The Puerto Rico Manufacturing-Purchasing Managers Index has been above a threshold that reflects expansion for 14 of the last 20 months. Exports in fiscal year 2011 totaled $64.9 billion, 5.2% over the prior year. Retail sales grew by 2.8% year on year in 2011, and by 4% in December alone. Auto sales in 2011 also showed modest improvement, with growth of 1.5% year on year. In the important tourism industry, the occupancy rate reached 69.2%, up 1.5 percentage points over 2010.
The report notes the positive impact from more than $7 billion in federal stimulus funding for Puerto Rico through the American Recovery & Reinvestment Act. Some $5.9 billion (83.5%) has been disbursed, largely for infrastructure projects. The Fortuño administration’s $500 million local stimulus plan has also pumped $365 million into the island economy.
“However, as these funds will soon be depleted, the government’s recovery strategy is based on a medium- and long-term plan to boost Puerto Rico’s competitiveness, attract investment to new or growing sectors, focus more on innovation and research and development, and promote the island as a business hub connecting the North America with the broader Caribbean and Latin American area,” the EIU said.
New tax breaks created
One step in this direction is a new law to aggressively foment growth of the local services industry and the exportation of services, thereby diversifying the drivers of economic growth and attracting new private capital.
The Export Services Act (No 20 of 2012) aims to turn Puerto Rico into an international center for legal, consulting, financial, engineering and other forms of services. The law provides for 20-year decrees, renewable for 10 additional years, which guarantee the tax breaks cannot be subject to subsequent legislative changes.
Under the decree, a new outside business setting up in Puerto Rico to provide services for export (or an existing local service provider that expands into exports) will be subject to a 4% flat corporate income tax rate (compared with the normal local rate of 30%), with a possibility of lowering this to 3% if exports are the main revenue generator of the company. Distributions from earnings and profits from such ventures will be 100% tax exempt in Puerto Rico. The operation will also be exempt from property taxes.
As a complement to this act, lawmakers passed the Individual Investors Act (Act 22 of 2012), designed to attract investors and high net worth individuals to take up residence in Puerto Rico. Benefits include 100% exemption from local taxes on interest and dividends, and on long-term capital gains accrued after the person becomes a legal resident. It is hoped that the act will attract business professionals (or retirees) to relocate to the island and will further encourage foreign or mainland-based services companies to set up shop there.
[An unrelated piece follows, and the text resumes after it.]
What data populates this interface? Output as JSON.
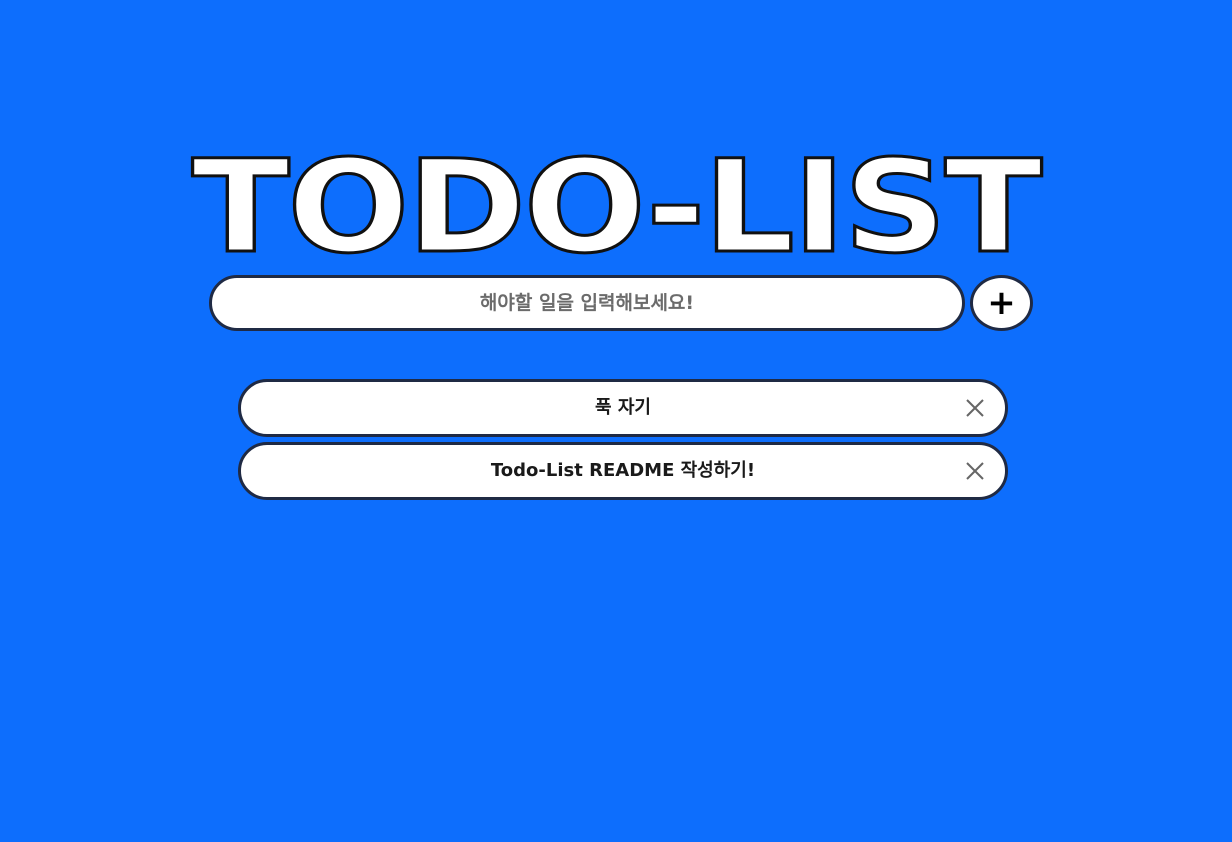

The EIU is not optimistic on Puerto Rico’s chances of landing a new federal industrial lure in the short term.
Puerto Rico has continued to lobby legislators in Washington to amend Section 933 of the U.S. tax code by adding a clause that would allow U.S. companies in Puerto Rico to benefit from US tax provisions permitting dividends paid to a parent company on the mainland to be tax-deductible. The measure, which has not advanced, would partially replace special benefits provided to Puerto Rico under Section 936 of the tax code, which expired in 2006.
“The issue might not be considered until the US Congress takes up a more comprehensive overhaul of the tax code, which is much discussed in political circles but does not look to be on the horizon,”
Too soon to tell
“It is too soon to determine whether Puerto Rico’s latest efforts to boost economic growth and diversification will bear the desired fruit,” the EIU said.
In the short term at least, the government’s ongoing fiscal squeeze will keep government consumption and investment low, according to the report. The economy also suffers from very high rates of unemployment, and this will continue to dampen private demand. A strong dependence on imports, particularly of fuel, will also hinder growth.
Externally, conditions also remain fragile.
Although the EIU no longer foresees a risk of recession in the U.S., and forecasts U.S. GDP growth of 1.9% in 2012, this is far below the rate of 3% enjoyed in 2010.
“Sluggish U.S. growth will limit expansion of Puerto Rico’s tourism, services and retail sectors,” the EIU said. “Recession in the euro zone, and the risk of an oil price spike, will also dampen Puerto Rico’s growth prospects.”